Mais si depuis quinze jours, Barry Bennett cristallise l’attention, l’affaire de pédophilie qui frappe le football anglais prend des proportions de plus en plus conséquentes. La FA, dont le président Greg Clarke a dénoncé des "crimes odieux", a annoncé l’ouverture d’une enquête et mis une ligne téléphonique dédiée afin que les footballeurs victimes d’abus sexuels puissent dénoncer leurs agresseurs.
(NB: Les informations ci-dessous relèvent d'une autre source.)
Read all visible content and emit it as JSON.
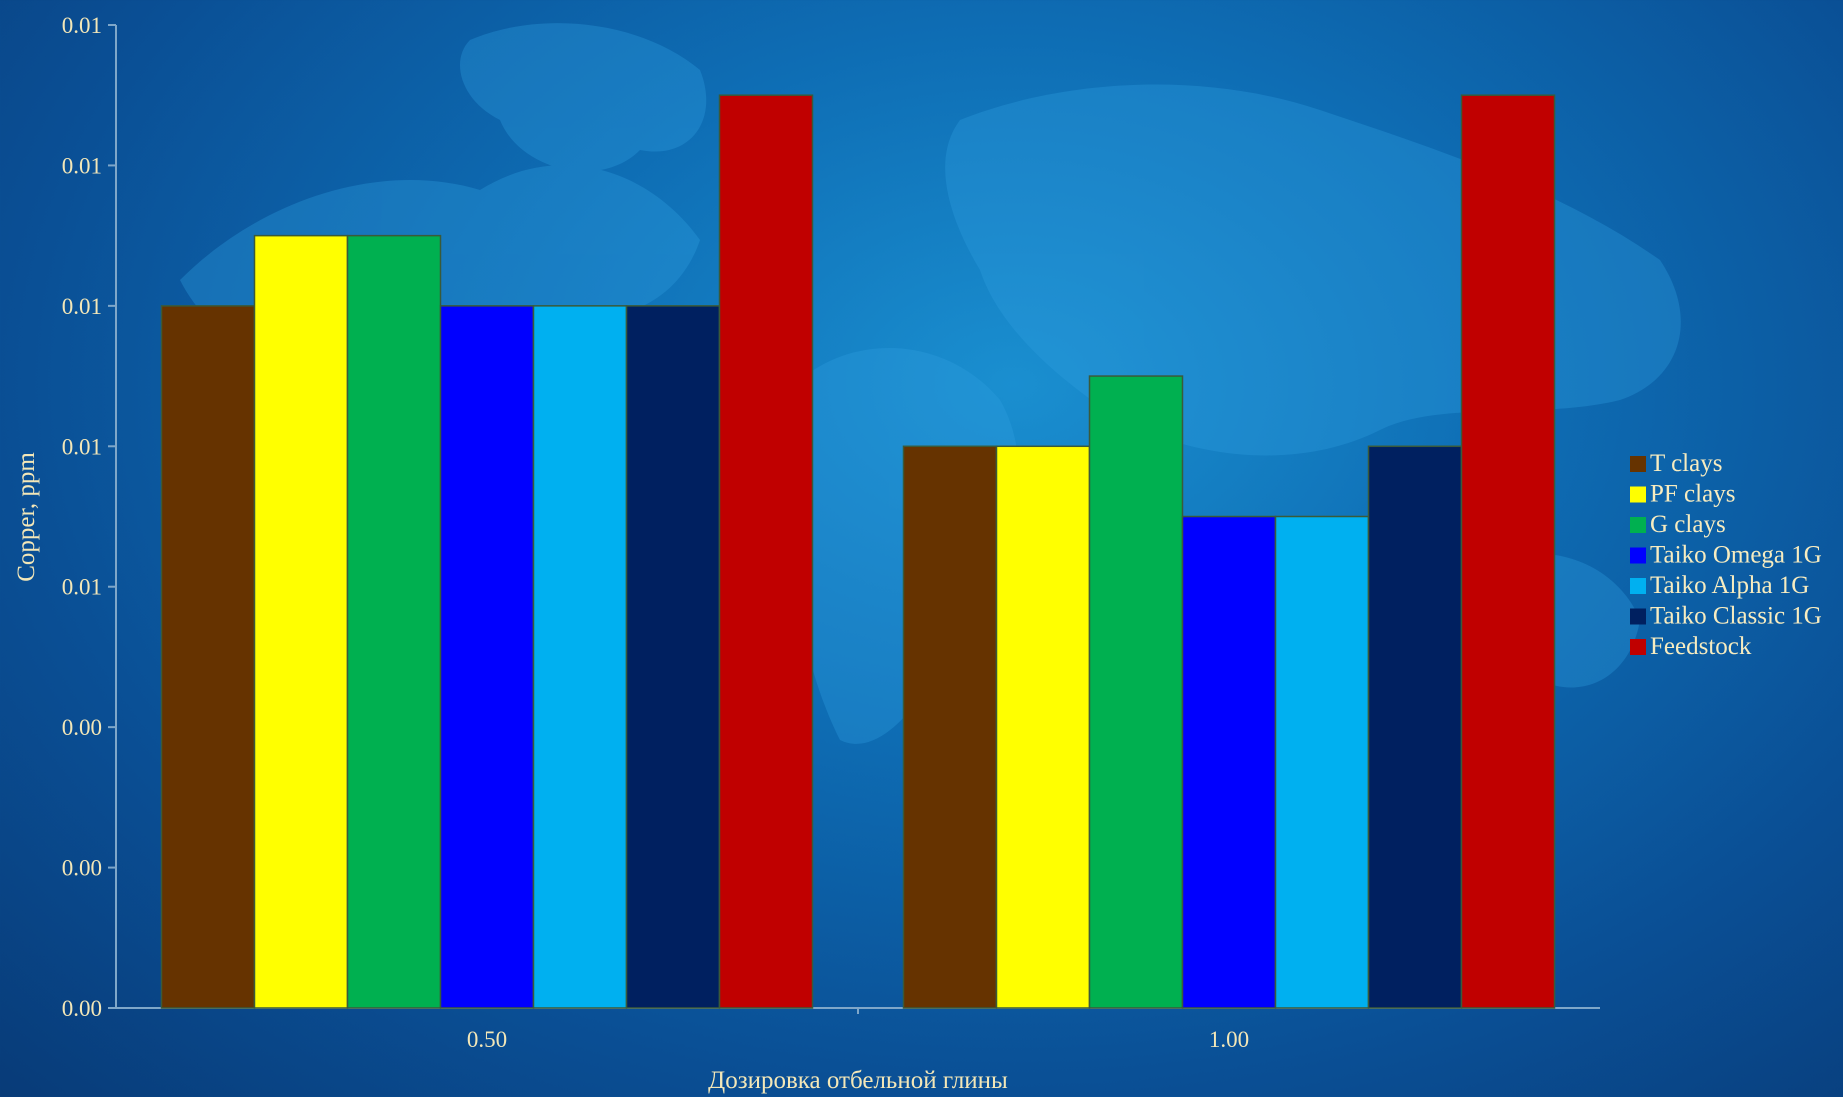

La partie émergée de l’iceberg
D’autres, sans impliquer nommément Bennett, ont aussi trouvé le courage de parler. C’est le cas notamment de l’ancien joueur de Tottenham, Liverpool et Manchester City Paul Stewart. "Les cicatrices mentales que cela a laissé m'ont mené à l'alcool et à la drogue", regrette l’ancien joueur, qui relate avoir subi des abus jusqu’à l’âge de 15 ans. "Je veux que les gens se rendent compte à quel point c'est difficile de raconter tout ça."
Selon la vingtaine de témoignages reçus par les instances ces derniers jours, au moins sept clubs seraient directement impliqués dans le scandale. "Cela a commencé avec Crewe, et ça s'est poursuivi à Manchester City, Stoke, Blackpool, Newcastle, Leeds...", rapporte Gordon Taylor, le directeur exécutif de l’Association anglaise des footballeurs professionnels (PFA).
Puis, mercredi 30 novembre, le nom du Chelsea FC a été ajouté à cette funeste liste. Dans un long article, le Telegraph révèle que le club londonien a étouffé un scandale similaire en achetant le silence de l’un de ses anciens pensionnaires, victime lui aussi d’abus sexuels dans les années 1970. Les faits, reconnus par la direction des Blues, mettent en accusation l’ancien "chief scout" du club Eddie Health, décédé depuis ; ils auraient été occultés en échange d’un versement de liquidités au cours des trois dernières années, contrepartie d'un "accord de confidentialité".
De quoi alimenter un peu plus la thèse selon laquelle l’affaire Bennett n’est finalement que la partie immergée de l’iceberg. Et Gordon Taylor de conclure : "Peut-être que vu l’ampleur des révélations à ce jour, il ne faudra pas être surpris si l’on découvre d’autres cas. Maintenant, il faut attendre de voir combien de joueurs se manifesteront."